主催したノルウェー自然青年団体によると、首都オスロでは1万5000人、全国70か所をあわせると、約4万人が学校に行かずに抗議運動に参加したとされる(人口530万人という小さな国で、この数はすごい)。
私はこれまでオスロ国会前でのさまざまな抗議活動を取材してきたが、今回ほど多くの子どもや若者が参加した、記憶に残るものはかつてなかったと思う。
政治や環境問題に、こんなにも熱心な子どもたちがたくさんいる。未来がどうなるかという不安よりも、若者たちからは希望と元気を私はもらった。
国会広場の様子を撮影中、周囲にいた国会議員らは、「すごいね、嬉しいね」と、若者の熱気に感動していた。
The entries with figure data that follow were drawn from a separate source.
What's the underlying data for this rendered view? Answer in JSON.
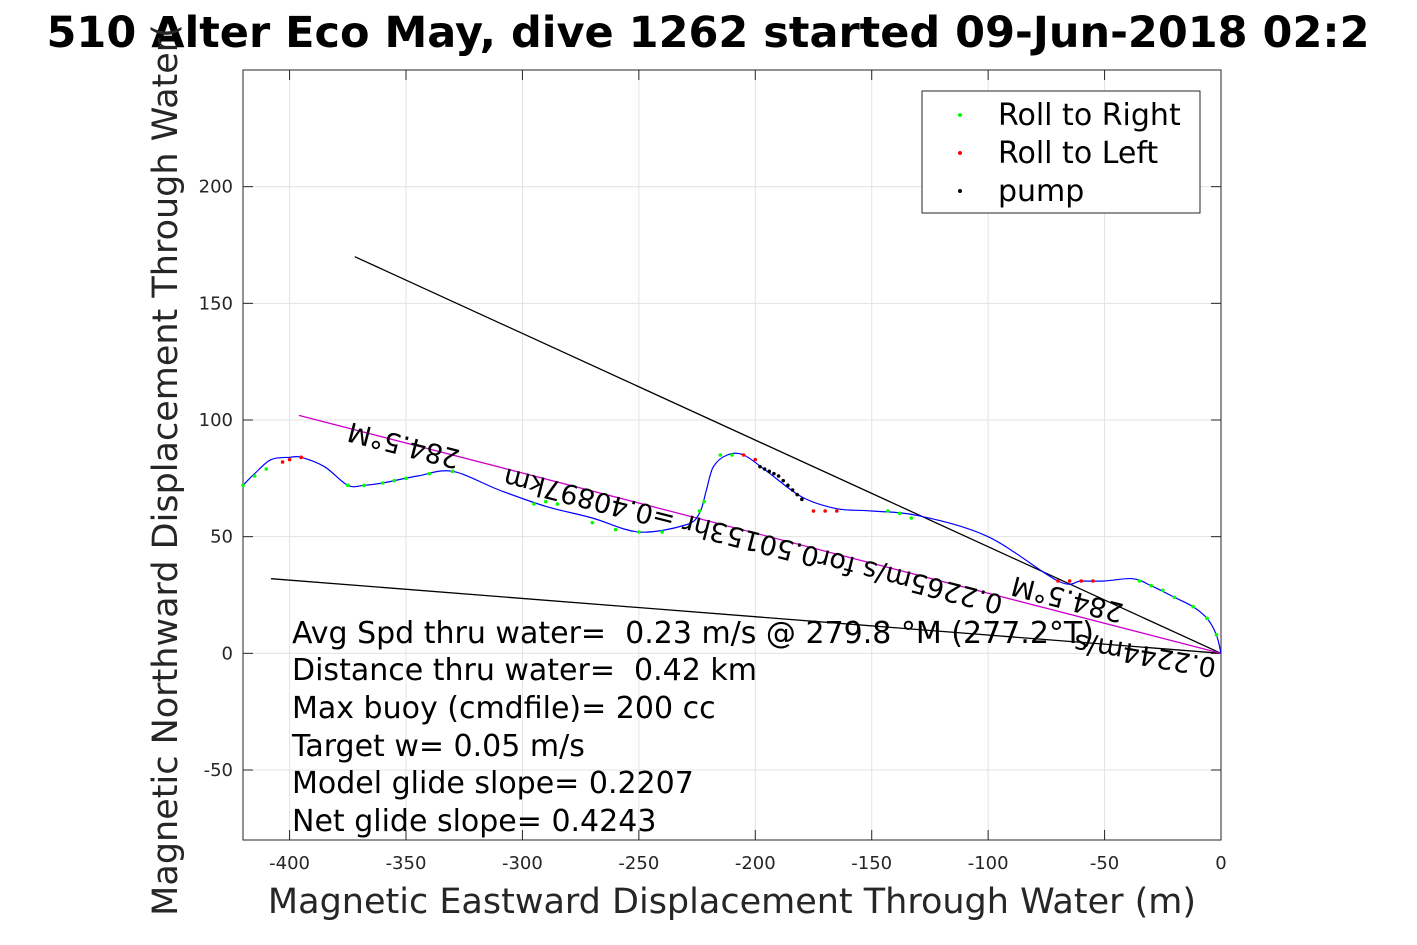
{
  "chart_data": {
    "type": "line",
    "title": "510 Alter Eco May, dive 1262 started 09-Jun-2018 02:2",
    "xlabel": "Magnetic Eastward Displacement Through Water (m)",
    "ylabel": "Magnetic Northward Displacement Through Water(",
    "xlim": [
      -420,
      0
    ],
    "ylim": [
      -80,
      250
    ],
    "xticks": [
      -400,
      -350,
      -300,
      -250,
      -200,
      -150,
      -100,
      -50,
      0
    ],
    "yticks": [
      -50,
      0,
      50,
      100,
      150,
      200
    ],
    "xtick_labels": [
      "-400",
      "-350",
      "-300",
      "-250",
      "-200",
      "-150",
      "-100",
      "-50",
      "0"
    ],
    "ytick_labels": [
      "-50",
      "0",
      "50",
      "100",
      "150",
      "200"
    ],
    "grid": true,
    "legend": {
      "placement": "top-right",
      "entries": [
        {
          "label": "Roll to Right",
          "color": "#00ff00"
        },
        {
          "label": "Roll to Left",
          "color": "#ff0000"
        },
        {
          "label": "pump",
          "color": "#000000"
        }
      ]
    },
    "track": {
      "color": "#0000ff",
      "x": [
        0,
        -2,
        -6,
        -12,
        -20,
        -30,
        -38,
        -50,
        -60,
        -70,
        -100,
        -130,
        -150,
        -165,
        -180,
        -195,
        -205,
        -212,
        -218,
        -221,
        -224,
        -230,
        -250,
        -270,
        -290,
        -310,
        -330,
        -345,
        -360,
        -368,
        -375,
        -385,
        -395,
        -400,
        -408,
        -415,
        -420
      ],
      "y": [
        0,
        8,
        15,
        20,
        24,
        29,
        32,
        31,
        31,
        31,
        50,
        59,
        61,
        62,
        67,
        78,
        85,
        85,
        80,
        70,
        60,
        55,
        52,
        58,
        63,
        70,
        78,
        76,
        73,
        72,
        72,
        80,
        84,
        84,
        83,
        77,
        72
      ]
    },
    "roll_right_points": {
      "color": "#00ff00",
      "x": [
        -2,
        -6,
        -12,
        -20,
        -25,
        -30,
        -35,
        -133,
        -138,
        -143,
        -210,
        -215,
        -222,
        -224,
        -240,
        -250,
        -260,
        -270,
        -285,
        -290,
        -295,
        -330,
        -340,
        -350,
        -355,
        -360,
        -368,
        -375,
        -410,
        -415,
        -420
      ],
      "y": [
        8,
        15,
        20,
        24,
        27,
        29,
        31,
        58,
        60,
        61,
        85,
        85,
        65,
        61,
        52,
        52,
        53,
        56,
        64,
        65,
        64,
        78,
        77,
        75,
        74,
        73,
        72,
        72,
        79,
        76,
        72
      ]
    },
    "roll_left_points": {
      "color": "#ff0000",
      "x": [
        -55,
        -60,
        -65,
        -70,
        -165,
        -170,
        -175,
        -200,
        -205,
        -395,
        -400,
        -403
      ],
      "y": [
        31,
        31,
        31,
        31,
        61,
        61,
        61,
        83,
        85,
        84,
        83,
        82
      ]
    },
    "pump_points": {
      "color": "#000000",
      "x": [
        -180,
        -182,
        -184,
        -186,
        -188,
        -190,
        -192,
        -194,
        -196,
        -198
      ],
      "y": [
        66,
        68,
        70,
        72,
        74,
        76,
        77,
        78,
        79,
        80
      ]
    },
    "reference_lines": [
      {
        "color": "#000000",
        "x": [
          0,
          -372
        ],
        "y": [
          0,
          170
        ]
      },
      {
        "color": "#000000",
        "x": [
          0,
          -408
        ],
        "y": [
          0,
          32
        ]
      },
      {
        "color": "#cc00cc",
        "x": [
          0,
          -396
        ],
        "y": [
          0,
          102
        ]
      }
    ],
    "annotations": [
      {
        "text": "284.5°M",
        "x": -350,
        "y": 93,
        "rotation": 194.4
      },
      {
        "text": "0.2265m/s for0.50153hr =0.40897km",
        "x": -200,
        "y": 52,
        "rotation": 194.4
      },
      {
        "text": "284.5°M",
        "x": -65,
        "y": 27,
        "rotation": 194.4
      },
      {
        "text": "0.2244m/s",
        "x": -32,
        "y": 3,
        "rotation": 190
      }
    ],
    "stats_text": [
      "Avg Spd thru water=  0.23 m/s @ 279.8 °M (277.2°T)",
      "Distance thru water=  0.42 km",
      "Max buoy (cmdfile)= 200 cc",
      "Target w= 0.05 m/s",
      "Model glide slope= 0.2207",
      "Net glide slope= 0.4243"
    ]
  }
}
政治への関心が高い市民。オスロでの国会前デモは日常的な光景だ。
スウェーデンで16歳のグレタ・トゥーンベリさんがひとりで始めた抗議活動は、隣の国ノルウェーで、ものすごいスピードで広まった。
スウェーデン語とノルウェー語は似ている言語なので、英語メディアで話題になる前に、ノルウェーではすでに全国ニュースとなっていた。
リンダ(12)さんは、「気候変動は大事なこと。『いずれ』じゃなくて、『今』動かないといけないの」と取材で話す。
「学校の教室ではなく国会前にいるけれど、今日学んだことは何?」と聞くと、「気候変動のために何かするのが大事っていうこと。たくさんの人がここにいて、私はひとりじゃないんだって思った」
ソフィアさん(12)「将来、この地球で生きているのは私たちだから。環境のために、今何かしないといけないと思った」
ギンミさん(9歳、冒頭写真の少女)は、「地球を助けたいから、ここにいるの」と話す。「将来は、政治家になりたいかなぁ」
エーリックさん(9)は初めてストライキに参加した。
「未来の僕たちの孫のために、自然を守らないといけない」と話す。
傍にいたお父さんは、子どもがストライキすることを、「最高に誇りに思っている」と笑顔で答える。
「私自身も学ぶことが多い。学校にいるよりも、息子は今日たくさんのことを、ここで勉強したのではないでしょうか」。
今回の学校ストライキはノルウェーの社会の教科書に残りそうな規模だったと感じている。
登校拒否という抗議の形に賛成・反対の人も、誰もがなにかを考えるきっかけになったのではないだろうか。
若者からの抗議に、アーナ・ソールバルグ首相は「もっと行動すると、約束する」と国営放送局NRKに長文を寄稿した。
若者はこの日、教室に座っていただけでは学ぶことのなかったことを、感じただろう。
私も子どもの頃に参加してみたかった、特別な課外授業を見ることができた。